Donated Toy Cars Will Help Children With Disabilities

The delivery is a part of the Go-Baby-Go project ,designed to help kids with mobility restrictions.

Mega-retailer Fisher Price is bringing smiles to children’s faces with the delivery of some soon-to-be toy cars in Connecticut.

The delivery is a part of the Go-Baby-Go project, designed to help kids with mobility restrictions.

Volunteers dropped off more than 312 unassembled toy cars at Hartford Square in New Britain.

Michele Dischino is familiar with assembling toy cars for kids who struggle with mobility.

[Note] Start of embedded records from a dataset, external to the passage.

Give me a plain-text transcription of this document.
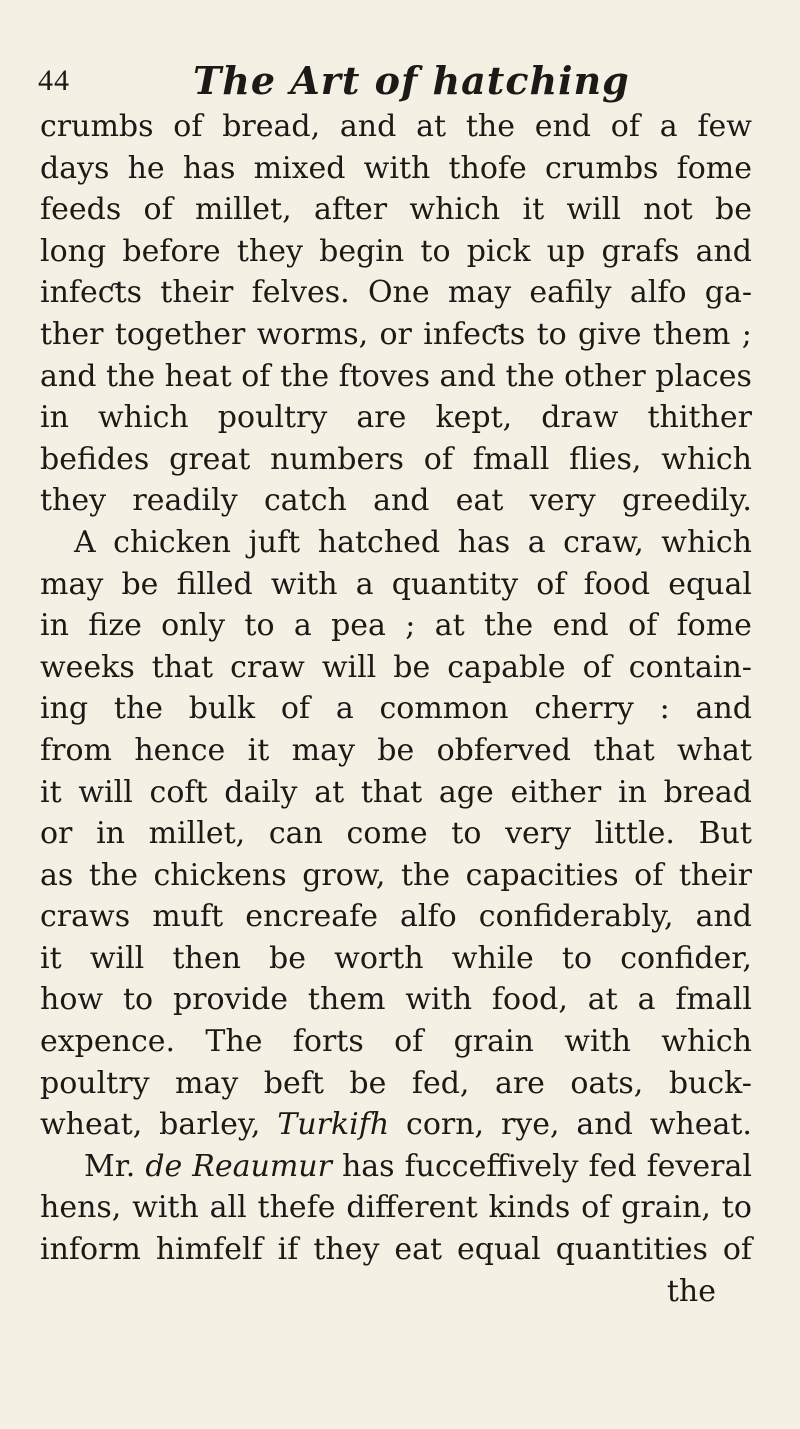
44	The Art of hatching
crumbs of bread, and at the end of a few
days he has mixed with thofe crumbs fome
feeds of millet, after which it will not be
long before they begin to pick up grafs and
infeƈts their felves. One may eafily alfo ga-
ther together worms, or infeƈts to give them ;
and the heat of the ftoves and the other places
in which poultry are kept, draw thither
befides great numbers of fmall flies, which
they readily catch and eat very greedily.
A chicken juft hatched has a craw, which
may be filled with a quantity of food equal
in fize only to a pea ; at the end of fome
weeks that craw will be capable of contain-
ing the bulk of a common cherry : and
from hence it may be obferved that what
it will coft daily at that age either in bread
or in millet, can come to very little. But
as the chickens grow, the capacities of their
craws muft encreafe alfo confiderably, and
it will then be worth while to confider,
how to provide them with food, at a fmall
expence. The forts of grain with which
poultry may beft be fed, are oats, buck-
wheat, barley, Turkifh corn, rye, and wheat.
Mr. de Reaumur has fucceffively fed feveral
hens, with all thefe different kinds of grain, to
inform himfelf if they eat equal quantities of
the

“It’s exciting to have a donation and especially one of this magnitude,” said Dischino. “It’s just tremendous for us to have the ability to grow the program.”

Dischino had a hand in bringing a local chapter of Go-Baby-Go to Connecticut. But, when she got word of the 312 car donation, she didn’t know if she could take the entire fleet.

“I had a little storage space at the university but then I got an email that we’ve got a truck ready to go with 312 cars,” said Dischino. “I replied with can I have a little time.”

Community outreach and word of mouth helped Dischino find the perfect place at Hartford Square.

Connor Spencer is a senior at Central Connecticut State University. Spencer says he enjoys chipping in with the construction of the vehicles.

“We get to learn about adaptive technology for children who can’t get around on their own,” said Spencer. “It’s an invaluable experience for all the tech majors that volunteer.”

Spencer is the newly elected president for CARE, a student organization dedicated to community service projects.

“It’s a great thing to see the reaction of the kids but it’s also more of a beneficial experience for us to see the reaction of the parents,” said Spencer.

The Go-Baby-Go Connecticut chapter plans to host workshop to train teachers who are interested in helping assemble the cars.

Organizers are hoping to construct the cars by this fall.